What happens to the directors during business rescue?
They remain the directors. However, their powers and duties are constricted in that the business rescue practitioner has full management control over the company in substitution for the board of the company and its pre-existing management.
In terms of section 137, the directors of the company – must continue to exercise the functions of a director, subject to the authority of the practitioner.
"If any director of the company purports to take any action on behalf of the company that requires the approval of the practitioner, that action is void unless it is approved by the practitioner (section 137(4),” explains Stubbings.

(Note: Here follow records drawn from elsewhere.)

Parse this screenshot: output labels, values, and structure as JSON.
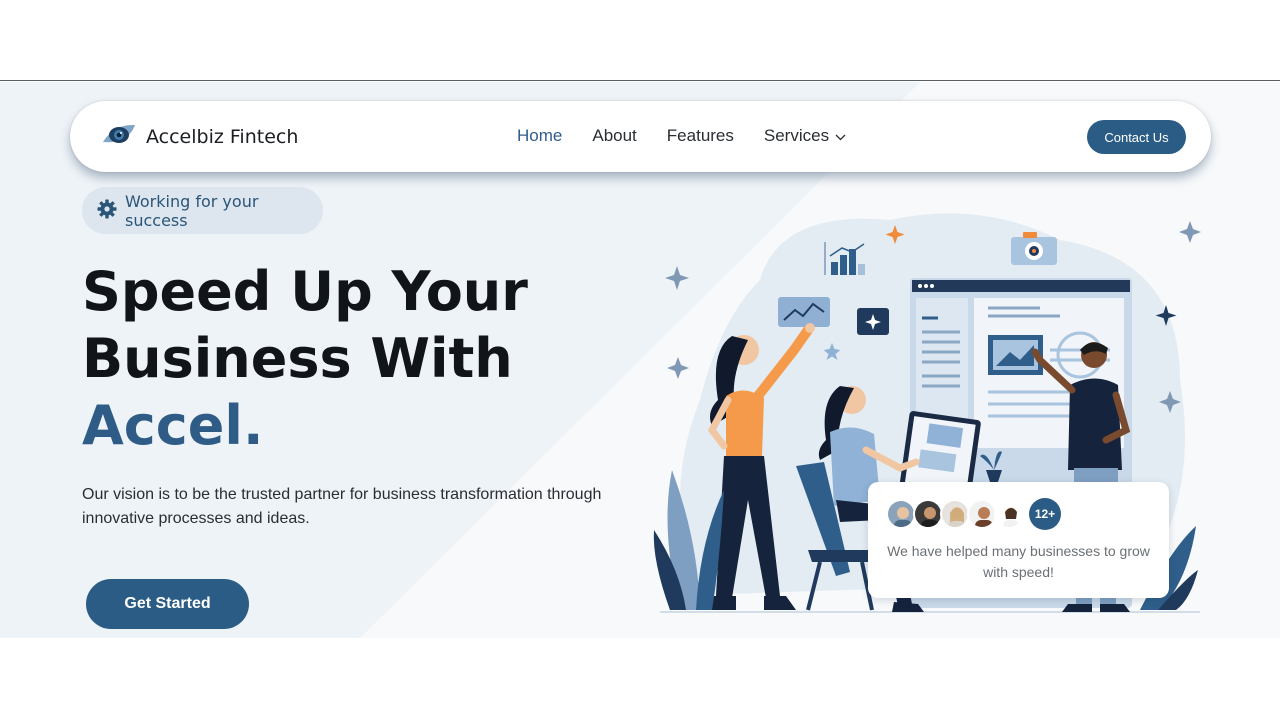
{
  "brand": {
    "name": "Accelbiz Fintech",
    "logo_icon": "eye-logo-icon"
  },
  "nav": {
    "items": [
      {
        "label": "Home",
        "active": true
      },
      {
        "label": "About",
        "active": false
      },
      {
        "label": "Features",
        "active": false
      },
      {
        "label": "Services",
        "active": false,
        "has_dropdown": true
      }
    ],
    "contact_label": "Contact Us"
  },
  "hero": {
    "badge_label": "Working for your success",
    "badge_icon": "gear-icon",
    "headline_line1": "Speed Up Your",
    "headline_line2": "Business With",
    "headline_accent": "Accel.",
    "description": "Our vision is to be the trusted partner for business transformation through innovative processes and ideas.",
    "cta_label": "Get Started"
  },
  "testimonial": {
    "count_label": "12+",
    "text": "We have helped many businesses to grow with speed!"
  },
  "colors": {
    "primary": "#2b5c85",
    "accent_text": "#2e5c86",
    "hero_bg": "#eef3f7",
    "illustration_orange": "#f59a4a"
  }
}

“As soon as practically possible after the commencement of business rescue proceedings, the directors of the company must deliver all books and records that relate to the company to the practitioner and which are in the directors’ possession."
Within five business days after the commencement of business rescue proceedings, or such longer period as the practitioner may allow, the directors must provide the practitioner with a statement of affairs containing certain information as prescribed by the act.
What effect does Business Rescue have on employees?
Section 136 of the act regulates the interests of employees during business rescue. It provides that employees who were, immediately prior to the institution of business rescue, employed by the company will remain with the company according to the same terms and conditions except to the extent that changes occur in the ordinary course of attrition or if different terms and conditions are agreed between the employee and the company in accordance with labour laws.
What effect does business rescue have on shareholders?
“During business rescue proceedings, an alteration in the classification or status of any issued securities of a company, other than by way of a transfer of securities in the ordinary course of business, is invalid except to the extent that the court, or the business rescue plan, directs otherwise,” notes Stubbings.
What effect does business rescue have on a creditor?
Under the supervision of the business rescue practitioner creditors need to comply with their obligations to supply goods or services to the company in the same manner in which they did prior to the commencement of business rescue proceedings, unless the agreement between the company and the creditor regulates the relationship between the parties in the event of an insolvency or business rescue.
However, it is understandable that unsecured creditors and lenders during business rescue would be wary of continuing to service or supply goods to the company on the same basis on which they did prior to a business rescue as their claims will be satisfied last in accordance with the order of preference for the payment of claims prescribed by the act.
Success rates? Let’s look at strengths and weaknesses.
“There’s no doubt that the business rescue regime of the new Companies Act is a significant advance over judicial management (the old Companies Act of 1926) and, since the drafters of the act looked far and wide at international best practice, it is probably as good as any business rescue regime anywhere in the world,” comments Whittaker.
“That said, there is international evidence that only 5% of business rescue cases are successful. Whilst SA studies are still underway to determine the success rate of business rescue in the local context, there are estimates that this sits somewhere between 10% – 12%.”
“There are also other issues to deal with,” explains Stubbings. “These include tight (and sometimes unmanageable) timelines for discovery and reporting, and the potential for some directors to abuse business rescue due to the moratorium placed on creditors during the process,” he says.
“The success of business rescue often also depends on the judiciary and the common sense interrogation of the conditions in which the company finds itself.”
“It is, however, reasonable to expect that the success rate will be higher with business rescue than was the case with judicial management,” says Whittaker.